Direito Eleitoral

Aspectos jurídicos da reeleição

Aspectos jurídicos da reeleição

 

 

Ives Gandra da Silva Martins*

 

 

Problema que se colocará para o TRIBUNAL SUPERIOR ELEITORAL, nos próximos meses, é encontrar a correta interpretação do artigo 14, § 5 da Constituição Federal, cuja dicção é a seguinte:

 

“O Presidente da República, os Governadores de Estado e o do Distrito Federal, os Prefeitos e quem os houver sucedido ou substituído no curso dos mandatos poderão ser reeleitos para um único período subsequente”.

 

    

Tem-se escrito muito sobre a melhor inteligência do dispositivo, alguns entendendo que apenas os presidentes, governadores e prefeitos reeleitos não poderão concorrer a outro mandato, outros, todavia, propugnando a tese de que quem tiver sucedido não poderá candidatar-se, mesmo que nunca tenha concorrido a cargo de Chefe do Executivo. Por fim, uns poucos defendem a tese de que o vice que tenha apenas substituído, em dois mandatos, o titular do cargo, não poderá concorrer a uma terceira oportunidade de chefiar o Executivo.

    

A análise que faço do dispositivo, exclusivamente jurídica, hospeda essa última linha hermenêutica, ou seja, de que o vice que tenha substituído o titular do cargo, em dois mandatos consecutivos, é inelegível, por um terceiro período, para exercício da função de primeiro mandatário.

    

Esta posição, traz-me profundo desconforto político, pois meus dois candidatos preferenciais (Marco Maciel e Geraldo Alckmim) pela minha exegese seriam inelegíveis. Como operador do Direito, não posso, todavia, transigir com convicção jurídica, esperando, apenas, que não seja considerada a melhor Justiça Eleitoral.

    

O raciocínio que faço é o seguinte: O início do dispositivo atrás enunciado, com nitidez, declara que os presidentes, os governadores e os políticos só poderão ser reeleitos para um único período subsequente.

    

Neste ponto, o comando normativo não oferta qualquer dúvida. Após o 2º mandato são inelegíveis para o próximo período.

    

Todo problema começa na seqüência do discurso constitucional. Declara o constituinte que:

 

“e quem os houver sucedido ou substituído no curso dos mandatos poderão ser reeleitos para um único período subsequente”.

 

    

A primeira questão que se coloca é saber se os vocábulos sucedidos e substituídos são equivalentes.
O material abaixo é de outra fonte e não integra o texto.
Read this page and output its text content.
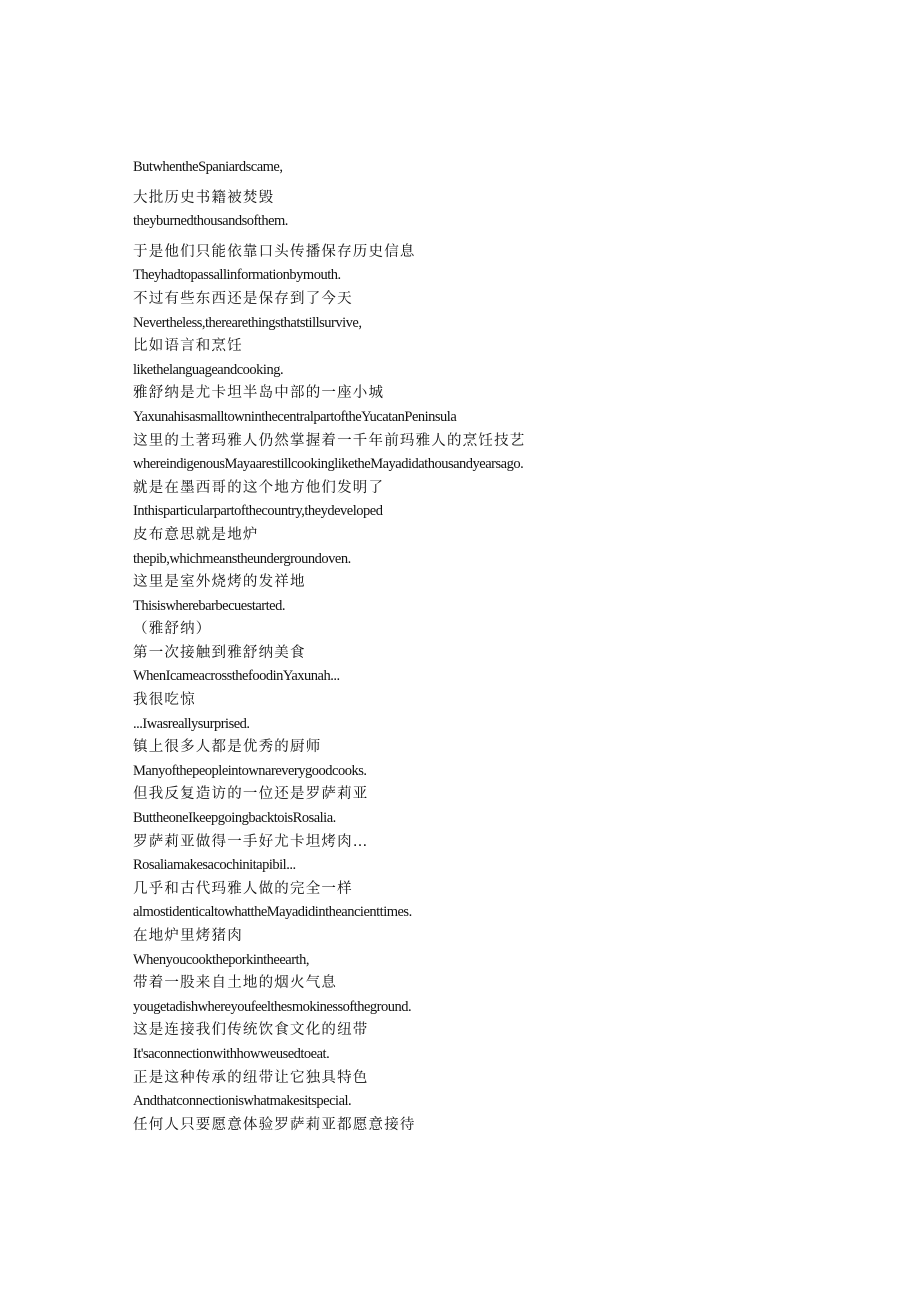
ButwhentheSpaniardscame,
大批历史书籍被焚毁
theyburnedthousandsofthem.
于是他们只能依靠口头传播保存历史信息
Theyhadtopassallinformationbymouth.
不过有些东西还是保存到了今天
Nevertheless,therearethingsthatstillsurvive,
比如语言和烹饪
likethelanguageandcooking.
雅舒纳是尤卡坦半岛中部的一座小城
YaxunahisasmalltowninthecentralpartoftheYucatanPeninsula
这里的土著玛雅人仍然掌握着一千年前玛雅人的烹饪技艺
whereindigenousMayaarestillcookingliketheMayadidathousandyearsago.
就是在墨西哥的这个地方他们发明了
Inthisparticularpartofthecountry,theydeveloped
皮布意思就是地炉
thepib,whichmeanstheundergroundoven.
这里是室外烧烤的发祥地
Thisiswherebarbecuestarted.
（雅舒纳）
第一次接触到雅舒纳美食
WhenIcameacrossthefoodinYaxunah...
我很吃惊
...Iwasreallysurprised.
镇上很多人都是优秀的厨师
Manyofthepeopleintownareverygoodcooks.
但我反复造访的一位还是罗萨莉亚
ButtheoneIkeepgoingbacktoisRosalia.
罗萨莉亚做得一手好尤卡坦烤肉…
Rosaliamakesacochinitapibil...
几乎和古代玛雅人做的完全一样
almostidenticaltowhattheMayadidintheancienttimes.
在地炉里烤猪肉
Whenyoucooktheporkintheearth,
带着一股来自土地的烟火气息
yougetadishwhereyoufeelthesmokinessoftheground.
这是连接我们传统饮食文化的纽带
It'saconnectionwithhowweusedtoeat.
正是这种传承的纽带让它独具特色
Andthatconnectioniswhatmakesitspecial.
任何人只要愿意体验罗萨莉亚都愿意接待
Na técnica de interpretação do direito constitucional, a Constituição não pode conter palavras inúteis, cabendo ao exegeta encontrar a melhor inteligência sempre que haja aparentes inconsistências legislativas. Não teria sentido o constituinte ter utilizado, em dispositivo de incisividade evidente, os vocábulos suceder e substituir como sinônimos, contendo as duas palavras rigorosamente o mesmo conteúdo ôntico. A mesma densidade gramatical. O mesmo sentido.

    

Para mim, suceder é “substituir definitivamente” e substituir é “suceder provisoriamente”.

    

Em outras palavras, sempre que o vice assumir de forma definitiva a presidência, a governadoria ou a prefeitura, “sucederá” seu titular. Sempre que assumir provisoriamente, “substituirá” aquele.

    

Ora, tal interpretação leva-me a segunda consideração, ou seja, que, se o vice “substituir” o titular, em dois mandatos, não poderá ser eleito para um terceiro mandato, muito embora tenha concorrido apenas como “sucessor” ou “substituto” do candidato reeleito.
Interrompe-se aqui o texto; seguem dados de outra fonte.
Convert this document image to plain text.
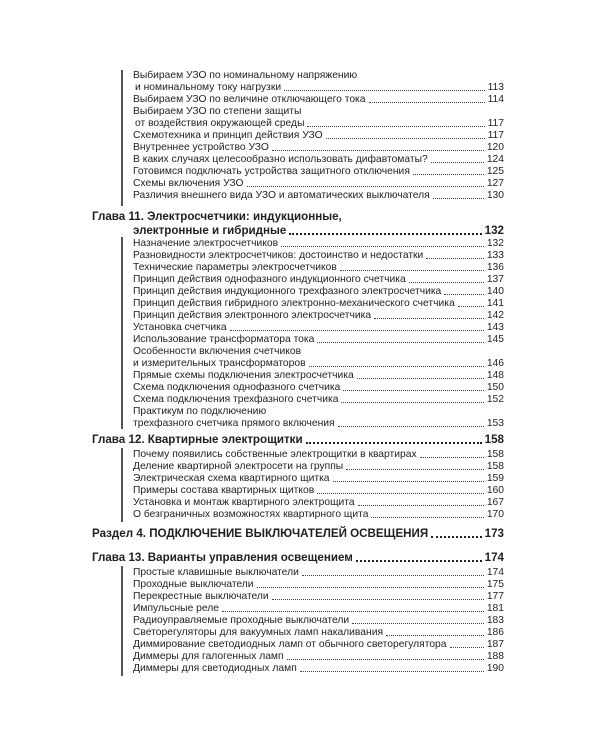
Выбираем УЗО по номинальному напряжению
и номинальному току нагрузки	113
Выбираем УЗО по величине отключающего тока	114
Выбираем УЗО по степени защиты
от воздействия окружающей среды	117
Схемотехника и принцип действия УЗО	117
Внутреннее устройство УЗО	120
В каких случаях целесообразно использовать дифавтоматы?	124
Готовимся подключать устройства защитного отключения	125
Схемы включения УЗО	127
Различия внешнего вида УЗО и автоматических выключателя	130
Глава 11. Электросчетчики: индукционные,
электронные и гибридные	132
Назначение электросчетчиков	132
Разновидности электросчетчиков: достоинство и недостатки	133
Технические параметры электросчетчиков	136
Принцип действия однофазного индукционного счетчика	137
Принцип действия индукционного трехфазного электросчетчика	140
Принцип действия гибридного электронно-механического счетчика	141
Принцип действия электронного электросчетчика	142
Установка счетчика	143
Использование трансформатора тока	145
Особенности включения счетчиков
и измерительных трансформаторов	146
Прямые схемы подключения электросчетчика	148
Схема подключения однофазного счетчика	150
Схема подключения трехфазного счетчика	152
Практикум по подключению
трехфазного счетчика прямого включения	153
Глава 12. Квартирные электрощитки	158
Почему появились собственные электрощитки в квартирах	158
Деление квартирной электросети на группы	158
Электрическая схема квартирного щитка	159
Примеры состава квартирных щитков	160
Установка и монтаж квартирного электрощита	167
О безграничных возможностях квартирного щита	170
Раздел 4. ПОДКЛЮЧЕНИЕ ВЫКЛЮЧАТЕЛЕЙ ОСВЕЩЕНИЯ	173
Глава 13. Варианты управления освещением	174
Простые клавишные выключатели	174
Проходные выключатели	175
Перекрестные выключатели	177
Импульсные реле	181
Радиоуправляемые проходные выключатели	183
Светорегуляторы для вакуумных ламп накаливания	186
Диммирование светодиодных ламп от обычного светорегулятора	187
Диммеры для галогенных ламп	188
Диммеры для светодиодных ламп	190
Reconheço que a redação do texto não foi feliz, mas não vejo como considerar que quem “substituiu” um Chefe do Executivo, num primeiro período, reelegeu-se, como seu “substituto” eventual, para um segundo mandato, exerceu a chefia do Poder, neste novo mandato, possa candidatar-se para um terceiro período e, eventualmente, para um quarto, em face de o dispositivo constitucional examinado referir-se não só a Presidente, Governador e Prefeito, mas também a seus vices, estabelecendo limite temporal para uns e outros nas funções representativas. O dispositivo tem, inclusive, sentido, na medida em que, se não constasse da lei suprema, um vice que tivesse substituído, em dois períodos, o titular, por tempo considerável, em verdade poderia governar por 4 períodos o país, o Estado ou o Município, o que, nitidamente, não foi a intenção do constituinte permitir.

    

Por fim, lembro que o Governador Hélio Garcia – que sucedeu o Presidente Tancredo Neves e que nunca foi candidato a Governador, mas a vice – viu atalhada, pelo TSE, à luz do direito constitucional pretérito, sua pretensão de concorrer ao governo de Minas, visto que o Tribunal entendeu que quem concorre a vice está concorrendo a exercício eventual da Chefia do Executivo, nas hipóteses constitucionais.

    

Quanto antes o Tribunal Superior Eleitoral, que tem poderes normativos semelhantes à Justiça do Trabalho, pronunciar-se sobre a matéria, melhor para a sucessão de 2002. De minha parte, espero que surja interpretação mais criativa que oferto ao dispositivo constitucional, segundo a qual, meus candidatos eventuais seriam inelegíveis.

 

SP, 22.03.02.

 

 

* Professor Emérito das Universidades Mackenzie, Paulista e Escola de Comando e Estado Maior do Exército, Presidente do Conselho de Estudos Jurídicos da Federação do Comércio do Estado de São Paulo e do Centro de Extensão Universitária – CEU.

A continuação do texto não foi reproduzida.